Дирижабль, действительно, падал медленно. Куда медленнее, чем хотелось бы, и медленнее, чем должен был по законам физики. В обоих его бортах зияли внушительные пробоины, через них гелий должен был давно выйти без остатка. Но этого не происходило, дирижабль не терял ни формы, ни объема. Стакер забеспокоился, но не знал, в какую словесную форму облечь это беспокойство, чтобы, по возвращении на базу, не загреметь на обследование в психушку. Они с Донованом, круг за кругом совершая облет цели с левой циркуляцией, попросту жгли керосин, а запасы топлива не были безграничными.

– Добавим! – приказал Стакер. – А то и к обеду не успеем.

Они с Донованом заложили два симметричных виража, встали в боевой строй, и устремились к цели, чтобы добить ее.

– Я лучше останусь без медали, чем без завтрака, – произнес Стаккер.

Но в стеклянной башне командно-диспетчерского пункта о еде никто не думал. Полковник Сависки принимал доклады с радаров наземных служб, находясь в крайней степени замешательства.

– Какого долбанного хера они там вытворяют? – наконец озвучил он мучавший его вопрос.

Майор Говард глянула на него искоса, но не из-за ругательства. Она хоть и принадлежала к женскому полу, но не считала оскорблением в свой адрес крепкие словечки мужчин, которыми и сама не брезговала. Просто она не знала, что ответить. Поведение летчиков ее саму ввергало в недоумение. Во-первых, после сообщения о поражении цели они больше ни разу не выходили в эфир. Теоретически у одного из пилотов могла отказать рация, но чтобы у обоих – немыслимо. Во-вторых, не смотря на сообщение о попадании, цель продолжала следовать прежним курсом и быстро набирала высоту. Пройдя отметку в тридцать пять тысяч метров, дирижабль давно вышел из зоны действия истребителей, но пилоты не предпринимали ни попыток вернуться, ни как-то объяснить свои действия. Они описывали круги большого радиуса, не делая больше ничего. В-третьих, времени уже прошло изрядно, топливо кончалось, а отметка, после которой его не хватит на возвращение, приближалась.

– Это гребанное НЛО, – высказала предположение Говард. – Рекорд высоты для дирижаблей что-то около семидесяти тысяч футов.
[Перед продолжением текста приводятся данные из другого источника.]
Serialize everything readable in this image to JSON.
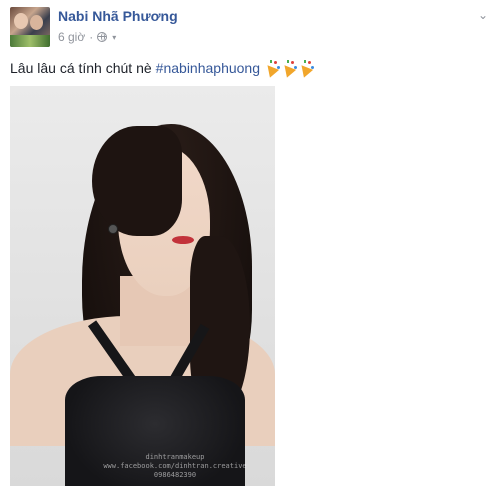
{
  "post": {
    "author_name": "Nabi Nhã Phương",
    "timestamp": "6 giờ",
    "separator": "·",
    "privacy_icon": "globe-icon",
    "options_icon": "chevron-down-icon",
    "caption_text": "Lâu lâu cá tính chút nè",
    "hashtag": "#nabinhaphuong",
    "emoji_icon": "party-popper-icon",
    "emoji_count": 3,
    "photo": {
      "watermark_line1": "dinhtranmakeup",
      "watermark_line2": "www.facebook.com/dinhtran.creative",
      "watermark_line3": "0986482390"
    }
  },
  "colors": {
    "link": "#365899",
    "text": "#1d2129",
    "meta": "#90949c"
  }
}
А эти уже выше двадцати миль поднялись. И Стакер… Он опытный пилот. Мне кажется, оба пилота не в себе.

– Замечательно! – Сависки не стал больше сдерживать эмоции, и шарахнул ладонью по краю радарного пульта. – Мне только гребанных во все отверстия инопланетян не хватало! Если истребители не вернутся на базу, начальство с меня спустит шкуру, затем наденет мне ее наизнанку, задом наперед, и вверх ногами. Так, что у меня хер на лбу окажется, а ходить мне придется на руках, жопой кверху.

– Если уж кого и выдолбают во все отверстия, так это меня, – хмуро заметила майор. – Хотя бы потому, что за безопасность полетов я отвечаю. Херово, когда все понимаешь, а сделать ничего не можешь.

Они попытались снова вызвать летчиков, но в эфире никто не отвечал.

Тем временем Стакер и Донован продолжали делать свою работу. Проносясь над дирижаблем, они отстреляли в него весь боекомплект из пушек, размолотив обшивку так, что стали видны внутренности воздушного корабля, заполненные разорванными тросами и искореженными растяжками. Но, лишившись всей верхней части, дирижабль не только не рухнул, а замедлил снижение, и неподвижно завис на высоте около двадцати тысяч футов.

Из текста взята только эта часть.